Alla scoperta hanno contribuito diversi centri di ricerca italiani, come l'Istituto G. Gaslini di Genova, l'Azienda Ospedaliera Spedali Civili di Brescia, l'Ospedale di Parma, L'Istituto di Tecnologie Biomediche (ITB-CNR) di Milano e le Università di Parma, Bari, Milano e Brescia

Chi abbia familiarità con la scrittura in 'html' sa bene che anche un solo piccolo errore in una stringa può stravolgere l'estetica e la funzionalità della pagina web che si sta cercando di creare. Allo stesso modo, un errore nella sequenza di DNA di un qualsiasi cromosoma può provocare l'insorgenza di patologie come la sindrome di DiGeorge, che, oltre ad essere piuttosto severe, si associano ad una quantità incredibile di complicanze a carico di numerosi organi. In uno studio da poco pubblicato sull'insigne rivista The New England Journal of Medicine, un team internazionale di ricercatori è riuscito a risalire al gene collegato alle malformazioni congenite del rene e delle vie urinarie che si osservano frequentemente in questa sindrome.

Conosciuto anche come sindrome da delezione 22q11.2, questo raro disordine cromosomico (con un'incidenza a livello mondiale compresa tra 1:4000 e 1:6000) trae origine dalla delezione di una frazione del cromosoma 22 nel quale è contenuta una sequenza di circa 40 geni coinvolti nel corretto sviluppo di organi vitali come cuore e reni. Infatti, gli individui affetti da sindrome di DiGeorge presentano una corposa sintomatologia che inizia quasi sempre con le anomalie di chiusura e formazione del palato – con conseguenti problematiche di linguaggio ed alimentazione. Sono comuni anche i dismorfismi facciali e corporei, la suscettibilità alle malattie autoimmuni, il calo dell'udito, i problemi alla tiroide con caduta dei livelli ematici di calcio, i disturbi psichiatrici e i deficit intellettivi, ma rischiano di essere molto serie le complicazioni a livello cardiaco, renale e gastrointestinale. In particolare, negli anni scorsi ricercatori sono riusciti ad associare le problematiche cardiache congenite all'assenza di uno specifico gene (tbx1) e oggi, in uno studio pubblicato sulla rivista The New England Journal of Medicine, un'equipe internazionale di ricercatori – della quale fanno parte anche tre gruppi italiani, coordinati dal prof.
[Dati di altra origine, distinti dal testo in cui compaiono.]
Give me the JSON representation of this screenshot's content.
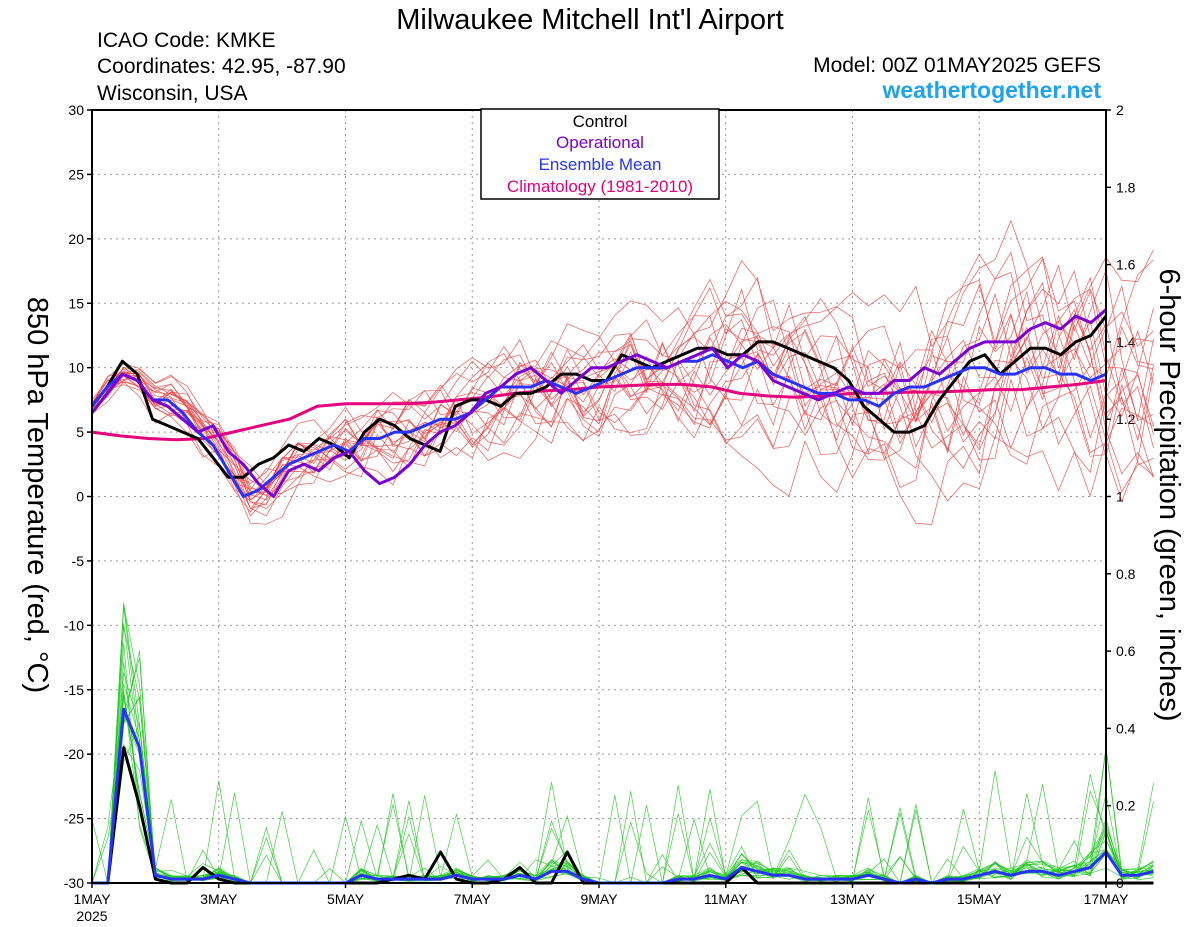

Gian Marco Ghiggeri, direttore della UOC di Nefrologia dell'Istituto Gaslini di Genova – è riuscita a risalire al gene collegato alla malattia renale che spesso si manifesta nei pazienti con sindrome di DiGeorge. Si tratta del gene crkl, identificato studiando una casistica di circa 2.666 individui (molti dei quali provenienti dall'Italia) con anomalie congenite del rene e delle vie urinarie.

 “E' affascinante come, studiando un'ampia coorte di individui con anomalie congenite renali, abbiamo svelato la causa della malattia renale della sindrome di DiGeorge” – afferma Ghiggeri - “In parallelo si è chiarito che molte delle malformazioni renali di frequente osservazione presentano anche danni cerebrali e sono causate da modifiche cromosomiche simili a carico di altre zone del DNA”. I ricercatori, infatti, hanno localizzato i geni correlati alle disfunzioni renali in una regione contenente 9 geni e, dopo aver indagato la funzionalità di ognuno su embrioni di Zebrafish, si sono ritrovati con 3 potenziali geni sospetti (snap29, aifm3 e crkl) arrivando poi a comprendere che solo la perdita di crkl è di per sé sufficiente per indurre le malformazioni congenite a carico del rene e delle vie urinarie. La prova sul modello murino ha confermato la scoperta, che la comunità scientifica ha accolto con grande entusiasmo. Questo perché la sindrome di DiGeorge richiede una presa in carico multidisciplinare, coinvolgendo gli esperti di diversi ambiti medici oltre a quello nefrologico, e perché la malattia, pur essendo diagnosticabile sulla base del quadro clinico, può essere confermata solo attraverso il ricorso a test di genetica post-natale (come la FISH o l'array-CGH).

 “Questo lavoro rappresenta un'importante passo avanti per la comprensione delle basi genetiche della malattia, che colpiscono non solo i pazienti affetti da sindrome di DiGeroge ma anche il resto della popolazione” – conclude il prof. Simone Sanna-Cerchi, della Columbia University di New York, che ha coordinato l'imponente lavoro di ricerca. I risultati ottenuti determinano, infatti, un notevole progresso nel quadro del riconoscimento precoce della malattia e, quindi, della prevenzione del danno a carico degli organi coinvolti.